Some of the rules that apply throughout the period of any one victim’s recovery from an accident also apply to the time when that same individual must return to work. For instance, insurers tell victims to follow the advice given by the doctor. Consequently, the insurance company must respect the doctor’s wishes, if that same medical professional feels that a gradual return seems like the best approach to take.

How the doctor’s decision could prove useful?

It helps to remind the employer that he does not have full charge of the situation. The doctor could suggest that the returning employee ought to have a shorter workday, until his or her recovery appears to be truly complete.

It pushes the employer to define more closely the job standards for the position that the victim held before the accident. Employers are expected to explain what aspects of the job standard a returning employee necessarily has to do, in order to keep the employer from experiencing an undue hardship. It is good to consult your Personal Injury Lawyer in Georgetown before you rejoin your job.

What sorts of undue hardship might the employer hope to avoid, if asked to accommodate the returning employee?

• Increased financial costs
• A change in the size of the business
• Disruption of a collective agreement
• Creation of a morale problem among the employees
• Introduction of new risks and safety issues

According to the law, an employer can refuse to make any accommodations that seem to invite the appearance of a certain type of hardship, namely one of those named above.

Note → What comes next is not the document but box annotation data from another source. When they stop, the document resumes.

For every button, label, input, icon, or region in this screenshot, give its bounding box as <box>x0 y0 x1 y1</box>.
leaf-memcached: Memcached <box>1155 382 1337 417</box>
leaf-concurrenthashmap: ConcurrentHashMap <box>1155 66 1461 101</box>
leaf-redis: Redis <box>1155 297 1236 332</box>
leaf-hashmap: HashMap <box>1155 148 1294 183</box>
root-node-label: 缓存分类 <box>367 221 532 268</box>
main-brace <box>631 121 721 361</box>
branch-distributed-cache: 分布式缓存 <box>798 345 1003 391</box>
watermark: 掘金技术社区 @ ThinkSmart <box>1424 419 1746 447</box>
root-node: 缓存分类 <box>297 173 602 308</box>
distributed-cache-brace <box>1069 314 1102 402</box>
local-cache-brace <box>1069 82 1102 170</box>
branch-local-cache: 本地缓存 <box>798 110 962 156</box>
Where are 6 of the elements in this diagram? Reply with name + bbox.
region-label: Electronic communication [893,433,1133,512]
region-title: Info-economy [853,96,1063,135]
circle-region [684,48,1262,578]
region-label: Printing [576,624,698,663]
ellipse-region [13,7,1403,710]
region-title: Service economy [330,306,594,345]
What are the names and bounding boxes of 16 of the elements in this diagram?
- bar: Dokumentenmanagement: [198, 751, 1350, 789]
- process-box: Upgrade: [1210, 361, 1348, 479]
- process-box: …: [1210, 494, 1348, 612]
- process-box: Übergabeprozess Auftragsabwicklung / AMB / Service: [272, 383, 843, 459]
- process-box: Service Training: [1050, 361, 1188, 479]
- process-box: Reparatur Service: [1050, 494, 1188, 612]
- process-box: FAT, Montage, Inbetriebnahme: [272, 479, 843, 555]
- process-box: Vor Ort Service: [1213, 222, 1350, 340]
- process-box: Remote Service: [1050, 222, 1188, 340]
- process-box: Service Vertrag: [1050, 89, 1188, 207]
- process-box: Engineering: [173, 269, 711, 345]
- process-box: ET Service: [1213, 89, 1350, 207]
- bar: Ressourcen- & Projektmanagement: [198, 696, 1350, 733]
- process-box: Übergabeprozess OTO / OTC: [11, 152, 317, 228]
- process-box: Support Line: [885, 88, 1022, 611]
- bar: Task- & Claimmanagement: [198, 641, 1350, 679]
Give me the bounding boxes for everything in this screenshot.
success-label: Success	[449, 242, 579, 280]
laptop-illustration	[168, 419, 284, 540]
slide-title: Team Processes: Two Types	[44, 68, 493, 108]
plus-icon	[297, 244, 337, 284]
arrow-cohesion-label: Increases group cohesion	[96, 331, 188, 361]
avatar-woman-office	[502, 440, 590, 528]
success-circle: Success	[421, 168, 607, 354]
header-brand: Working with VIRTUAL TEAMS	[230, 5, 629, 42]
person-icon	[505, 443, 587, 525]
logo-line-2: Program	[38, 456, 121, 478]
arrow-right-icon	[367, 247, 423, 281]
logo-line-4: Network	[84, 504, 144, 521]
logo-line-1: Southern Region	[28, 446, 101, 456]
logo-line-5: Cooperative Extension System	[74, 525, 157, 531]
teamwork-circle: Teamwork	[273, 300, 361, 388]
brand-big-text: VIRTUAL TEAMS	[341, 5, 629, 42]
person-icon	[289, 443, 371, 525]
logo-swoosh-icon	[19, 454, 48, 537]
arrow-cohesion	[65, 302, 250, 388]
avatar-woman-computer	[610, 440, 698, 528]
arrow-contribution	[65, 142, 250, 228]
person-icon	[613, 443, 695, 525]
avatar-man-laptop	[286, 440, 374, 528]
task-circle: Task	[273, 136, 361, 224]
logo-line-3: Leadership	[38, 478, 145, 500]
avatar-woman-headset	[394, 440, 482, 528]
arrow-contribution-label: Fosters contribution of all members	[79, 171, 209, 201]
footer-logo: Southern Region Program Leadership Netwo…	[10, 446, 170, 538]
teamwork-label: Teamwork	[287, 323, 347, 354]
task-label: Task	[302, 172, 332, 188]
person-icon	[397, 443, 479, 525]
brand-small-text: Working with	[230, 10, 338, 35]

Actions expected of victim, following return to work

• Improve existing health situation as much as possible.
• Reduce any negative consequences, which could arise from resumption of all former duties.
• Follow doctor’s orders. Victims that elect to delay their return to work should expect to have smaller package of compensation (less compensation for loss of income).

How actions of victim might go beyond the expected?

If the victim has undergone a surgical procedure, there might be some disfigurement that remains visible, even though victim has almost recovered. An employer would feel grateful to an employee that returned, even on a part time basis, if that same employee had not objected to the need to reveal portions of a disfigured region of the body.

How might it benefit a victim to go beyond the expected?

After a victim returns to work, he or she might care to train for a more satisfactory position. An employer would feel more inclined to accommodate the employee’s desire for retraining, if the same worker had demonstrated a willingness to go beyond the expected. Alternately, an employee might feel compelled to seek a new job. Employees that have gone above and beyond their assigned duties could expect to get good references.